She shook her head.

"It is not yours," she answered slowly. "I am sure of that."

I looked at her quickly.

"What do you mean?"

"Just what I say," she answered gravely. "Men and women to whom the present is sufficient surely cannot achieve very much in life. All the time they must concentrate powers which need expansion. I think that it must be those who try to climb the walls, those even who tear their fingers and their hearts in the great struggle for freedom, who can make themselves capable of great things, even if escape is impossible. But I do not think that escape is so impossible after all, is it? There have been men, and women too, who have lived in all times, to whom there have been no to-morrows or any yesterdays. Only it seems rather hard that life for those who seek it must always be a battle!"

I did not answer her for several minutes. It was true, then, that the old days had passed away. Isobel, the child whom we had known and loved so well, had disappeared. It was Isobel the incomprehensible who was taking her place. What might the change not mean for us?...

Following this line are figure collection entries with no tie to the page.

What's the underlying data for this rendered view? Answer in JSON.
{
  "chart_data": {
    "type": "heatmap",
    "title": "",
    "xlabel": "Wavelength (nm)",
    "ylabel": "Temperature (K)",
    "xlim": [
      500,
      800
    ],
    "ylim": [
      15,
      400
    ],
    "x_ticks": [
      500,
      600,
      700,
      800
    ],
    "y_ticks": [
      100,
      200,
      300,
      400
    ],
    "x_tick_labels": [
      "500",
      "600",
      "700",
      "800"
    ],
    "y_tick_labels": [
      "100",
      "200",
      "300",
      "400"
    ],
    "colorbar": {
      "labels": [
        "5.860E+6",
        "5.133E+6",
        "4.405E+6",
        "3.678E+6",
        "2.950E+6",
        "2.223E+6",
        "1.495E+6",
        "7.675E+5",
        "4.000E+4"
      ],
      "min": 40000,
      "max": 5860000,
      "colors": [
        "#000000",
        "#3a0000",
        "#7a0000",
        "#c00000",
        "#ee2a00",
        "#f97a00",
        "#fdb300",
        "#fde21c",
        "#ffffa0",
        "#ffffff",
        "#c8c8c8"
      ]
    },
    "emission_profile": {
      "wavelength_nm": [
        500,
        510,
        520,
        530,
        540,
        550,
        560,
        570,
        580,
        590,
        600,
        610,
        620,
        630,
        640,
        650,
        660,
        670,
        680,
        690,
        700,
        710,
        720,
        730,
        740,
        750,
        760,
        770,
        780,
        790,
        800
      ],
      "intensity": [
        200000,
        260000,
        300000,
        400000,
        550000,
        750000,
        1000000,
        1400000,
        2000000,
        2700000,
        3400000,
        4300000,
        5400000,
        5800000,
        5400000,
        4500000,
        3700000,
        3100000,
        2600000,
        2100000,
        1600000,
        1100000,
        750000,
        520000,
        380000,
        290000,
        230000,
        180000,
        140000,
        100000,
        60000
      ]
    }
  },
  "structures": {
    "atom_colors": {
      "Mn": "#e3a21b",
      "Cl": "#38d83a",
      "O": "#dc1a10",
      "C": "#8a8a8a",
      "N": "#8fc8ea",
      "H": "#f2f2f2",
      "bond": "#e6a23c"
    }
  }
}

Later we walked back over an open heath yellow with gorse, and faintly pink with the promise of the heather to come. Isobel carried her hat in her hand. She walked with her head thrown back, and a smile playing every now and then upon her lips. She was so completely absorbed that I found myself every now and then watching her, half expecting, I believe, to find some physical change to accord with that other more mysterious evolution. She walked with all the grace of long limbs and unfettered clothing. Her figure, though perfectly graceful, and with that same peculiar distinction which had first attracted me, was as yet wholly immature. But in the face itself there were signs of a coming change. Wherein it might lie I could not tell, but it was there, an intangible and wholly elusive thing. I think that a certain fear of it and what it might mean oppressed me with the sense of coming trouble. I was more fully conscious then than ever before of the moral responsibility of our peculiar charge.

We crossed a straight dusty road, cleaving the rolling moor like a belt of ribbon. Isobel looked thoughtfully along it.

"I wonder," she said, "when Arthur will come down!"

The folly of a man is a thing sometimes outside his own power of control. A second before I had been wondering of whom and what she had been thinking.